We met an artist who makes cute dresses, charming cloth chickens (I mean really charming) and carves puppets, incredible, another artist who lived in Nepal and taught art there, a painter/muralist who takes videos of herself performing the layers of her process, and too many others. Wait, don’t forget to ask for the artist who has the movable untoy, Mickey Mouse meets the Raiders. Oh, and the artist who sorely tempted me into taking on debt with his resin treated works using paint, string, rulers, fabric, well, I may have to go back.

Then we headed down to the former Barnes and Noble building and ran into old friends, both artists and visitors, like Rita Sklar who has become well-known for her beautifully crafted watercolors and many more until they dimmed the lights and ushered us out.

So then on Sunday I decided to walk down to the Lakeside Garden Center since my neighbor, co-owner of the fabulous spot that is Garden Hortica (gardenhortica.com), had been bombarding facebook with the happenings at Lakeside Park,  Art & Music in the Gardens. Not officially part of the Open Studios, but the event took advantage of the excitement of the weekend.

Artists were showing their wares both outside and inside and gardeners were likewise demonstrating their art. There was food being purveyed by the Oakland Museum while musicians played on the stage.

Rather than tell you about the goings-on, check out my photos and short video of some of the grounds and what the artists say about their work and Oakland. Listen in particular to Christian Moffat of Create in Clay, createinclay.org (barring problems with my video editing program!) and what he says about the Town.

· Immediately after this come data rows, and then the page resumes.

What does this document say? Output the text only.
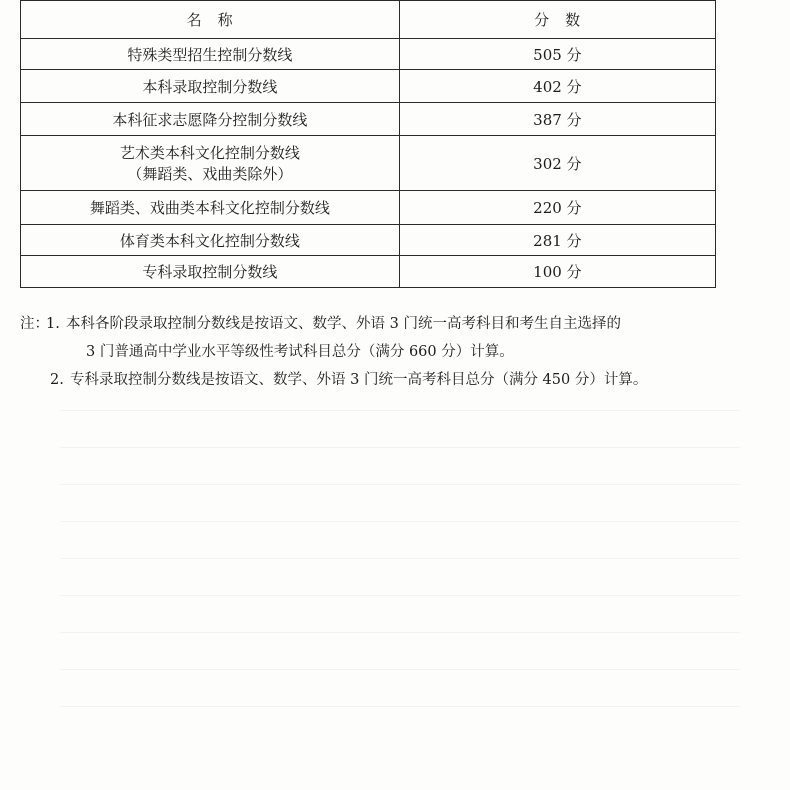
名　称	分　数
特殊类型招生控制分数线	505 分
本科录取控制分数线	402 分
本科征求志愿降分控制分数线	387 分

艺术类本科文化控制分数线
（舞蹈类、戏曲类除外）	302 分
舞蹈类、戏曲类本科文化控制分数线	220 分
体育类本科文化控制分数线	281 分
专科录取控制分数线	100 分
注：1. 本科各阶段录取控制分数线是按语文、数学、外语 3 门统一高考科目和考生自主选择的
3 门普通高中学业水平等级性考试科目总分（满分 660 分）计算。
2. 专科录取控制分数线是按语文、数学、外语 3 门统一高考科目总分（满分 450 分）计算。
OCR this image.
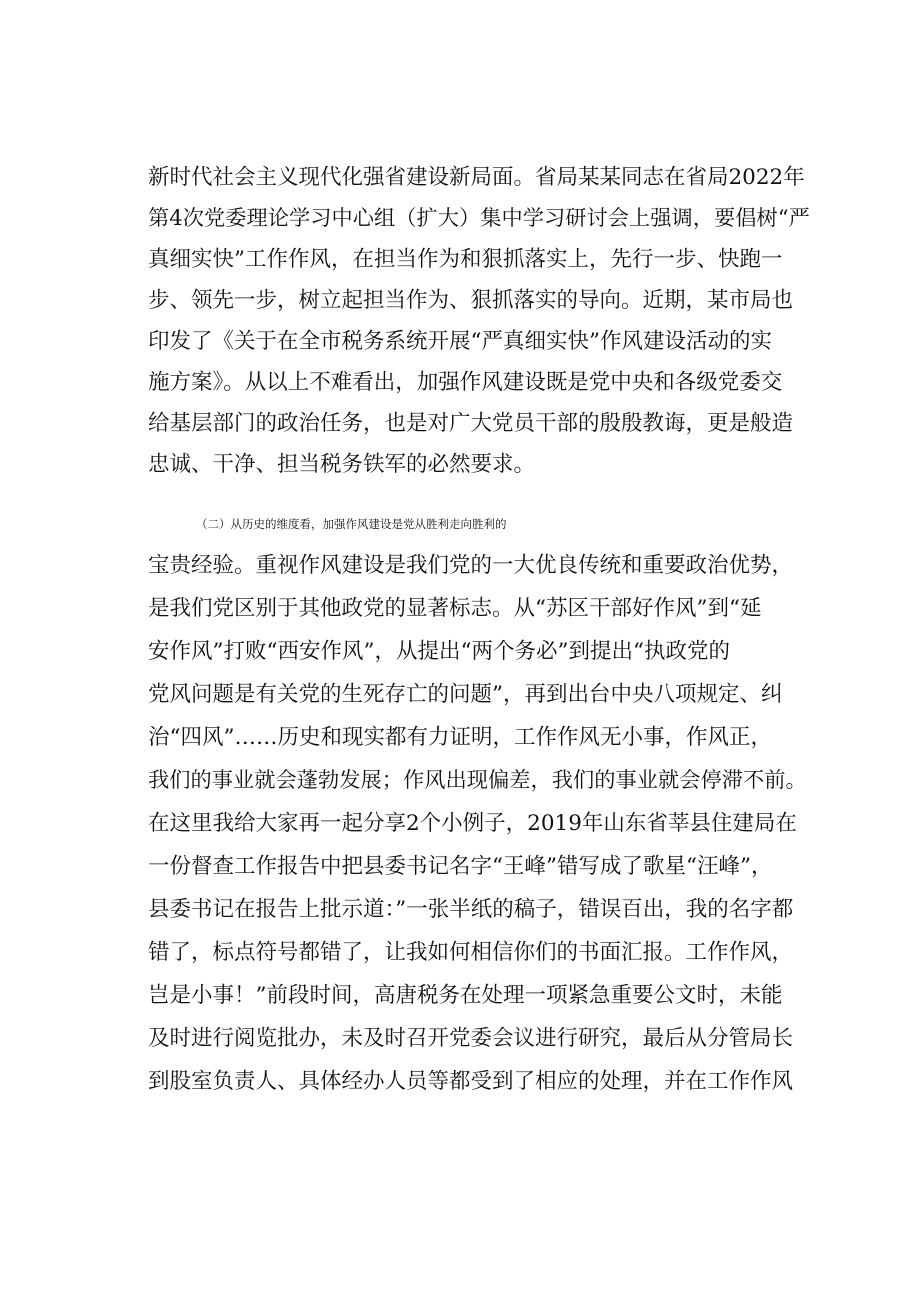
新时代社会主义现代化强省建设新局面。省局某某同志在省局2022年
第4次党委理论学习中心组（扩大）集中学习研讨会上强调，要倡树“严
真细实快”工作作风，在担当作为和狠抓落实上，先行一步、快跑一
步、领先一步，树立起担当作为、狠抓落实的导向。近期，某市局也
印发了《关于在全市税务系统开展“严真细实快”作风建设活动的实
施方案》。从以上不难看出，加强作风建设既是党中央和各级党委交
给基层部门的政治任务，也是对广大党员干部的殷殷教诲，更是般造
忠诚、干净、担当税务铁军的必然要求。
（二）从历史的维度看，加强作风建设是党从胜利走向胜利的
宝贵经验。重视作风建设是我们党的一大优良传统和重要政治优势，
是我们党区别于其他政党的显著标志。从“苏区干部好作风”到“延
安作风”打败“西安作风”，从提出“两个务必”到提出“执政党的
党风问题是有关党的生死存亡的问题”，再到出台中央八项规定、纠
治“四风”……历史和现实都有力证明，工作作风无小事，作风正，
我们的事业就会蓬勃发展；作风出现偏差，我们的事业就会停滞不前。
在这里我给大家再一起分享2个小例子，2019年山东省莘县住建局在
一份督查工作报告中把县委书记名字“王峰”错写成了歌星“汪峰”，
县委书记在报告上批示道：”一张半纸的稿子，错误百出，我的名字都
错了，标点符号都错了，让我如何相信你们的书面汇报。工作作风，
岂是小事！”前段时间，高唐税务在处理一项紧急重要公文时，未能
及时进行阅览批办，未及时召开党委会议进行研究，最后从分管局长
到股室负责人、具体经办人员等都受到了相应的处理，并在工作作风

I managed to come away without buying a single piece, but I’m not proud of that. This has been one of the toughest years for me financially since my kids were little, and I’m not sure I believe things will get much better. But there is one more weekend and I’m determined to find something I can afford, at least spiritually.

If, by some awful chance, you are one of those people-and I have friends like this- who buys posters of the great masters which you frame and stick up over your couch, please get off that damned over-stuffed chair and go out and buy a piece of art.

There are no excuses for not having a piece, many really, of original, locally crafted art somewhere (everywhere?) in your house. Mine is loaded with it and it gives me joy every day, more than a new car or new clothes ever could. You still have another weekend-so go out and support a local artist. I promise you’ll be glad you did.

You can still preview the artists before you venture into their neighborhoods by visiting Pro Arts Gallery where 400 of them will be on display until June 12th-150 Frank Ogawa Plaza in downtown Oakland.